– Общество, Дима, как человек, мечтает быть сильным, здоровым, красивым, сытым, бессмертным. А ведь все это уже было, только в разные годы: молодость, сила, здоровье, даже бессмертие – пока человек не знает понятия смерти. Остается только сытость. Но ведь это не цель, а только одно из условий существования.
– Так что же? – в голосе Димы неприкрытая детская обида. – Коммунизма не будет?
Андрей молчит.
– А товарищ Сталин говорит…
– Надо вернуться назад, – говорит Андрей, – и снова все назвать своими именами. Земля. Дом. Честь. Уважение. Достоинство. Мое. Наше…
– А при коммунизме все будет общее!
– Тебе нравится это общее? – показывает Дима рукой, и непонятно, что он имеет в виду, переполненный рыбаками кубрик или кишащий зэками трюм баржи. – Что же ты убежал, отделился? И зачем тебе мотоцикл? Тебя и привезут, и отвезут, и построят, и поведут. Вот это и есть коммунизм, осталось только немногое: чтобы каждый считал это пределом своих желаний и идеалом свободы.
– Так это, – сухо, с осуждением, говорит Дима, – лагерь какой-то получается.
– Лагерь – всего лишь одна из форм организации общества.
– Правильно! Преступного общества!
Андрей направляет в Диму палец, словно целится из пистолета:
– Это ты сказал!
И лезет глубже в свой мешок, давая понять, что разговор окончен.
– Вот вы, Александр Ксенофонтович, «племя» наше, видимо, ответственным за все это считаете, раз в революции были не из последних и сейчас на больших постах…
– Да потому что вы больше нас, русских, знаете, что нам надо. «Свобода, равенство, братство…» А может, нам, русским, и не надо ничего этого? В общем стойле все друг другу братья, для нас свобода и равенство – в общем корыте. И вот нас снова в стойло возвращают…
– Так ведь стойло это – лагерь!
– И правильно, раз не захотели в тепле да сытости жить. А кто виноват… Так разве виновата вошь, что она кусает?

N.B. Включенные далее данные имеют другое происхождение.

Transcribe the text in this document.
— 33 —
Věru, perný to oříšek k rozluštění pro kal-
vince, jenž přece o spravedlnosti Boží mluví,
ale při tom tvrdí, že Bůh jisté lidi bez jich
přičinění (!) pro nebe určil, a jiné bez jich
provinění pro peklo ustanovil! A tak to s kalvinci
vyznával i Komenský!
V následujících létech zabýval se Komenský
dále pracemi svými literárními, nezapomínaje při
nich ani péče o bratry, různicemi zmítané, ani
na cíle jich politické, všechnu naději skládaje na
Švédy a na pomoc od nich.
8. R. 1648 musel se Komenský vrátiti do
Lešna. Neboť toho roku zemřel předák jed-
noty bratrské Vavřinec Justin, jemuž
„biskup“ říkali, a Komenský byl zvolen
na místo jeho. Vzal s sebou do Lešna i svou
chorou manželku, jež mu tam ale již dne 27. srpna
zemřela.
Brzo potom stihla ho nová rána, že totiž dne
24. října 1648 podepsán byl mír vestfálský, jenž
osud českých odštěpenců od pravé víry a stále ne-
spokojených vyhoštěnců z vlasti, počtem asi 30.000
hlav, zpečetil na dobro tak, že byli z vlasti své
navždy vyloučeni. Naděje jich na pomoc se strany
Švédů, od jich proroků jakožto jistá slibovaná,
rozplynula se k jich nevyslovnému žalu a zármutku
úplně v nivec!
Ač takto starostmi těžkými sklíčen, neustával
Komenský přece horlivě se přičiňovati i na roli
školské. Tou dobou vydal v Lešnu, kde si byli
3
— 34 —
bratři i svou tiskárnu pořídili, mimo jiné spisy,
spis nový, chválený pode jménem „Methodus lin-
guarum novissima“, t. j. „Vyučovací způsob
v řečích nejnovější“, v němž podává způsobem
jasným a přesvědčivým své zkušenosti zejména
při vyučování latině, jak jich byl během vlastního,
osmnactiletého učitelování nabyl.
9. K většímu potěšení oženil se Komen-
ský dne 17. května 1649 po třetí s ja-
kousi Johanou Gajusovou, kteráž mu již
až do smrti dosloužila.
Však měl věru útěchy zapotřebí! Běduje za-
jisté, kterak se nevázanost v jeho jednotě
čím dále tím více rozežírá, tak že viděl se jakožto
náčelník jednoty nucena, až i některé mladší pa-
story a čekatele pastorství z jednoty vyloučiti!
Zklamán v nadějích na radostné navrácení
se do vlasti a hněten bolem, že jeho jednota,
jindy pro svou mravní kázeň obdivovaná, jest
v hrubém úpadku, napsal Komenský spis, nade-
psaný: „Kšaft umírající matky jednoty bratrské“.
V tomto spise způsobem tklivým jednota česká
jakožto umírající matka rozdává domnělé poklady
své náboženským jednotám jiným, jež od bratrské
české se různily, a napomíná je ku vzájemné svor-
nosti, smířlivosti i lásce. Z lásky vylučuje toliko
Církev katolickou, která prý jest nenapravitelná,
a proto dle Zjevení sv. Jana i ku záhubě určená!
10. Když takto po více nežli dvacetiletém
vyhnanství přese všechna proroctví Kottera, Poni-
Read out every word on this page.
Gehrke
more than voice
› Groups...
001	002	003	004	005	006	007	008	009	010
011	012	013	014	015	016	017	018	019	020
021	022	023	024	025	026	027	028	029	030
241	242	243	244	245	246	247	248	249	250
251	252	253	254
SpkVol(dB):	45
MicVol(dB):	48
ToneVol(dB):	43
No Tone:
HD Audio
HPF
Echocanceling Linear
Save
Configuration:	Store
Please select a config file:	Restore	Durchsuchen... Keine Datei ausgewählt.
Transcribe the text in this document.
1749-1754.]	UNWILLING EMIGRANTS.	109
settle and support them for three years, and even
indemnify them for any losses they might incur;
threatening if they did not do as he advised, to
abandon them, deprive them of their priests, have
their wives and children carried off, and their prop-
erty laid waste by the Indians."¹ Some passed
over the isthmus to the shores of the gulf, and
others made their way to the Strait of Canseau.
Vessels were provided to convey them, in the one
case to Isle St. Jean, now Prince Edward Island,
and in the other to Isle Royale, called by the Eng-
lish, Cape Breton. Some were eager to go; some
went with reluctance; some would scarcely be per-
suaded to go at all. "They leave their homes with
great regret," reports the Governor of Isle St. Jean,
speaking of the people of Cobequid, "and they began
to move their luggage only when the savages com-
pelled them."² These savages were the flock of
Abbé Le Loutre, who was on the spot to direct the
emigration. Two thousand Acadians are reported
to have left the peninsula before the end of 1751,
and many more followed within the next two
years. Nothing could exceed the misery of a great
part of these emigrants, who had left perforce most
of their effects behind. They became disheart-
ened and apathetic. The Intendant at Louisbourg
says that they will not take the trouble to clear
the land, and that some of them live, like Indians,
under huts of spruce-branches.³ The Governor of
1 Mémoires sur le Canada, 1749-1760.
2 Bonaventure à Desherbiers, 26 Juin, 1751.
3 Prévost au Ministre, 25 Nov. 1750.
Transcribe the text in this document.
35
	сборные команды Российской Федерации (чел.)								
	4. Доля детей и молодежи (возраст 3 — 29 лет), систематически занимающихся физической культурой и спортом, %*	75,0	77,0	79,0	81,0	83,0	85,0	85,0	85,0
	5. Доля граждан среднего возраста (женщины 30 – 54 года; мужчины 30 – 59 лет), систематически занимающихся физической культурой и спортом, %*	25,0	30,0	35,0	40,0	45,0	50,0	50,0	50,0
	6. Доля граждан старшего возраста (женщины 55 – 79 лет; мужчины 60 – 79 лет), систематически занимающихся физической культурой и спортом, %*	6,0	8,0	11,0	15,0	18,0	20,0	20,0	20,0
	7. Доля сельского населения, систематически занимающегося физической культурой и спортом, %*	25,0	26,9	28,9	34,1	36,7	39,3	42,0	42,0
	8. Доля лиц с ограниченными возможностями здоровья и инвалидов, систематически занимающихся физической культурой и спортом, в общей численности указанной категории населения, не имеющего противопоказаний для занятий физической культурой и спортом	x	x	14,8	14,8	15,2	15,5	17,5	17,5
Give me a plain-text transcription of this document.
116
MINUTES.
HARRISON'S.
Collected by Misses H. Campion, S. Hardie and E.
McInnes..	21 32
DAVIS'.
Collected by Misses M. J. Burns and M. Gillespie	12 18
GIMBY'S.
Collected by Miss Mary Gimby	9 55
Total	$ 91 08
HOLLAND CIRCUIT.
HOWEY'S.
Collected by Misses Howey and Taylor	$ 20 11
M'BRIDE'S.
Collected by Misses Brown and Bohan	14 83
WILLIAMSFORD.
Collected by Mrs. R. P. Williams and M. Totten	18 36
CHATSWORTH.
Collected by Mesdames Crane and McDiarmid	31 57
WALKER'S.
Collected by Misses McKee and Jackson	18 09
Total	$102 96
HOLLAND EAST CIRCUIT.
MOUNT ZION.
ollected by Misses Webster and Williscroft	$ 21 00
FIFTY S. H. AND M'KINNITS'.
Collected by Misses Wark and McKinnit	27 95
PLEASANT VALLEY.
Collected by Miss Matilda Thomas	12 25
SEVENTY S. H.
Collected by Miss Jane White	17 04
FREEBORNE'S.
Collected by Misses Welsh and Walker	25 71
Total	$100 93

– И все-таки вы, Александр Ксенофонтович, считаете…
– Ничего я не считаю. И не лезьте, голубчик, ко мне в душу. А мнение мое обо всем этом вы знаете. У врагов народа нет национальности…
– Что доказывает, извините за шутку, наш маленький интернационал.
– Шутка ваша неумна и неуместна. Я врагом народа себя не считаю.
– Агитатор-то наш совсем плохой!
– Ага! Второй день не в себе! Глаза закатит и бормочет, бормочет.
– Молится, што ли?
– Точно! Святому Иосифу и преподобному Лаврентию!
– Эй, Агитатор! Давай вместе молиться. Чтоб твоих коммунистов огнем выжгло, водой смыло и дерьмом накрыло!
– Ха-ха-ха!
Заключенный, которого соседи называют Агитатором, вдруг садится на нарах и, обведя всех блуждающим взглядом, выдыхает слабым голосом:
– Я вспомнил! Я все вспомнил! Вот, послушайте:
– Заткни ему хайло!
– Мало мы таких вешали!
– Александр Ксенофонтович! Да что же это такое? Эти ж бандеровцы убьют его!
– Конвой! Наведите порядок!
Но конвойный то ли не слышит, то ли не хочет слышать.
По трапу из трюма поднимается Елена Ивановна, тяжело отдуваясь:
– Фу! Напердели, как кони!
Достает пачку «Беломора», закуривает. Откуда-то, как черт из табакерки, выныривает Павел, теперь он в широченных клешах и застиранной тельняшке.
– Папиросочкой не угостите?
– Свои надо иметь, – басит бригадирша, но пачку протягивает.
– Мерси, – парень выковыривает две папиросы, прячет за ухом. – А я вахту отстоял и – гуляй, Паша!
– Вот и гуляй.
– А может, ето? За счастливое плавание?
– Сливай воду, парень!
Павел замечает Марусю:
– Скучаем?
– Нет, нисколько!
– Может, ето – спрыснем?
– Что – спрыснем?
– Ну, ето – сбрызнем?
– Куда?
– Ну, вмажем?
– Чем?
– Что ты мне падежи склоняешь? Я ж тебе русским языком говорю: погода шепчет, счас бы самое то и – кранты!
Маруся морщит лоб, силясь понять чудаковатого парня.
– Мне дядя Петя ничего про кранты не говорил. Наверное, завтра покажет.
– У, село! Понаехали! Городским не пройти!
Маруся смотрит ему вслед с полным недоумением.
Начальник конвоя и Клавдия на полу, на матрасе, сброшенном с кровати, неутомимо и монотонно, словно выполняя задание, занимаются любовью.